TI SoCs typically have an on-chip shared memory area, referred to as MSMC. Memory access latency is much smaller for MSMC than for DDR, therefore operations on MSMC buffers will perform better than operations on DDR buffers. This will be particularly true computation cost per byte loaded is low, i.e. bandwidth limited algorithms. The TI OpenCL implementation has an extension to allow global buffers to be created in MSMC memory. See Fast Global buffers in on-chip MSMC memory for details of that extension. You can also use the __malloc_msmc memory allocation extension and pass the returned pointer to the buffer create operation and also assert the CL_MEM_USE_HOST_PTR attribute, as in the previous subsection.


MSMC shared memory is not available on the AM57 family of SoCs

Dispatch Appropriate Compute Loads

Dispatching computation from the host to a device naturally requires some amount of overhead. Dispatching individual, small computations will not result in improved performance. If you have the flexibility to control the size of computation, then a good rule a thumb would be to keep the overhead below 10% of the total dispatch round-trip. Of course, you will need to know the overhead in order to calculate a minimum target computation load.

The overhead of device dispatch is twofold:
  1. The raw OpenCL dispatch overhead which depending on device frequencies and which SoC platform is in use, will typically run between 60 and 180 microseconds per dispatch. The null example shipped with the TI OpenCL product can be used to measure this component of the overhead.

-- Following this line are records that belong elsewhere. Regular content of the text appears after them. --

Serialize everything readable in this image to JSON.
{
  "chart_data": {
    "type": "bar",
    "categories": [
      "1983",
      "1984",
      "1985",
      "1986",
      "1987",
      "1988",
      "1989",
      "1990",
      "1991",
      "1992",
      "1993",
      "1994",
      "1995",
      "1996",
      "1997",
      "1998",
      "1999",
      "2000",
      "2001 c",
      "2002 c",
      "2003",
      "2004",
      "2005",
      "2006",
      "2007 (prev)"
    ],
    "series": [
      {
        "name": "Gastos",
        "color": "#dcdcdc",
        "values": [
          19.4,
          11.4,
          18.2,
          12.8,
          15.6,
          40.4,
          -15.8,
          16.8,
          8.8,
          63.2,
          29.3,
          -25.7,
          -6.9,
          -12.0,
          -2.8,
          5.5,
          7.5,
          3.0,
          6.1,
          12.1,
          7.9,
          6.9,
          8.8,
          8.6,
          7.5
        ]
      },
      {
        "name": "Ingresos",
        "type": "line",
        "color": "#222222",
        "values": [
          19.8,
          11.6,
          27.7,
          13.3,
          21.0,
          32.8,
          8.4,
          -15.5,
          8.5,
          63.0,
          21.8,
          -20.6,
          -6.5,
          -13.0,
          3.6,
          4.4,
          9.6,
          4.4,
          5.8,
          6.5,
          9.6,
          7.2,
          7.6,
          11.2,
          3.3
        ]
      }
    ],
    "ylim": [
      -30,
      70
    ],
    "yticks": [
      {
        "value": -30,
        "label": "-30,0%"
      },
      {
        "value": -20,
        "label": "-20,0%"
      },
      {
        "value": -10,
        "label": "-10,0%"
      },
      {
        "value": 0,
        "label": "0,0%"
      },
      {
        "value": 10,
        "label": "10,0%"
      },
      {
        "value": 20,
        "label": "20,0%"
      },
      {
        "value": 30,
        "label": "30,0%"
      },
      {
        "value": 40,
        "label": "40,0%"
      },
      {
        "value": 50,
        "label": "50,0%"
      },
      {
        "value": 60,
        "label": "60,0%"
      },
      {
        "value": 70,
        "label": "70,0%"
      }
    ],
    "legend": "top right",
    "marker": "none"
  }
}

  2. The cost of explicit cache operations on the CPU when communicating shared buffers to/from devices. This calculation has some variability, but the formula

    microseconds = 3 + bytes/8096

    per buffer, per dispatch is a reasonable approximation.

As an example, if a kernel K accepted two 1MB buffers as input, then a rough calculation of the overhead would be: 180 + (3+1024/8) + (3+1024/8) = 442us and that would imply a recommended minimum compute for K to be 10 x overhead or roughly 4.5 milliseconds (ms).

In addition to the minimum compute level, the type of compute can matter. For bandwidth limited algorithms, where the computation per byte loaded is low, the device will unlikely perform the calculation faster than the CPU, so an acceleration should not be expected. However, it can still be useful to dispatch such a calculation to the device in order to off-load the CPU and allow the CPU to perform some other function.

Prefer Kernels with 1 work-item per work-group

For better performance, create work groups with a single work-item and use iteration within the work-group.